Republicans have long called for eliminating the budget deficit, but Trump has ushered in a new economic strategy, jettisoning deficit fears in favor of a low-tax, high-spending model that he thinks will boost the economy. The budget and deficit problems actually may be much worse than the White House's budget sets forth. That's because some of the cuts would be difficult to pass through Congress.

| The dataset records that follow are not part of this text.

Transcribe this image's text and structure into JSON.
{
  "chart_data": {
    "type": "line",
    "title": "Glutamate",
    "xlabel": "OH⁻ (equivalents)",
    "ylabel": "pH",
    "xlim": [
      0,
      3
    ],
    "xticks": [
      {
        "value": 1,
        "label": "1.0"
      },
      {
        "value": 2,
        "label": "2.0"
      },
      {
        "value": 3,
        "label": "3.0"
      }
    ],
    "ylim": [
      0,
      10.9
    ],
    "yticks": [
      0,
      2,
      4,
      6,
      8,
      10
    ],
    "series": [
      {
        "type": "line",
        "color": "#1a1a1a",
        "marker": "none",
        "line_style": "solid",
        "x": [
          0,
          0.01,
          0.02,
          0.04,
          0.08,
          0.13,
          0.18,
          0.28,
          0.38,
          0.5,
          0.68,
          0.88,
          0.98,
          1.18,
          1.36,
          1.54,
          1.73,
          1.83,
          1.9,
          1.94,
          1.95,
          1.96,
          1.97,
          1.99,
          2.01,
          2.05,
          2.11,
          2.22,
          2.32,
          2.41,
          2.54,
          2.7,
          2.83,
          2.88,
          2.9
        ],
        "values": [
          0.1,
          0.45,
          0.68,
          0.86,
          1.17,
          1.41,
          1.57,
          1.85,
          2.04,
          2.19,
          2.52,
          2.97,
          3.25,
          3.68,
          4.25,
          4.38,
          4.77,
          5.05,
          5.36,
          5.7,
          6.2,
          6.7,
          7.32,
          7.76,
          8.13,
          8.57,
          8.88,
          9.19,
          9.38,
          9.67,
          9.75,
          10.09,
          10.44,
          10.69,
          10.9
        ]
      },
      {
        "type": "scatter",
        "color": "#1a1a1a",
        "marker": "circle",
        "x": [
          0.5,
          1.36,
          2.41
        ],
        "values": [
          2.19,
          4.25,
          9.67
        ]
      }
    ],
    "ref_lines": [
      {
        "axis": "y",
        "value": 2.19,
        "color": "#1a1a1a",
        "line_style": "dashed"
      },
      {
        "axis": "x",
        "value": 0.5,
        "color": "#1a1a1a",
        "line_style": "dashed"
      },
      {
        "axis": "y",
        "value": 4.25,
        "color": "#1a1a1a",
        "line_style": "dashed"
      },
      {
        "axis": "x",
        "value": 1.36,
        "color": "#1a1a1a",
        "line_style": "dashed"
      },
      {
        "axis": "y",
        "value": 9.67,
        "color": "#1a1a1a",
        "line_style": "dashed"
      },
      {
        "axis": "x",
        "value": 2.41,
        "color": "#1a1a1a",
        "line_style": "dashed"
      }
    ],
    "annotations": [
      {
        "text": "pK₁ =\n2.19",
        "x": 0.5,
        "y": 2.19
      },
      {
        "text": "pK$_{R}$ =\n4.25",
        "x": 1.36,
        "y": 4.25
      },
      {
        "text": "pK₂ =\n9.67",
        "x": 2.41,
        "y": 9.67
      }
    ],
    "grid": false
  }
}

For example, the budget would cut $554 billion from Medicare spending over 10 years. Medicare is the federal program that provides health benefits to older Americans, and more than 55 million people used the program last year.
It also would make changes to Medicaid, the health program for lower-income Americans that's funded by the federal government and states. It would create a "market-based health care grant" that could fund programs in addition to the traditional Medicaid program, a change that would lower Medicaid spending by about $250 billion over 10 years.
One program that would face the biggest reduction is the Supplemental Nutrition Assistance Program, which is a version of food stamps run by the Agriculture Department. The White House proposes cutting $214 billion from the program over 10 years. Congress often fights about changing SNAP but rarely has enacted changes.
Other parts of the White House's budget are less defined. For example, it proposes to save $139 billion over 10 years by reducing "improper payments government wide."
Trump's budget assumes even hotter growth in the coming years than Wall Street economists predict, which is significant because this dynamic helps them increase projected tax receipts. It relies on growth hitting 3.1 percent this fiscal year and staying above 3 percent through 2024, a sustained stretch that hasn't occurred since the 1980s.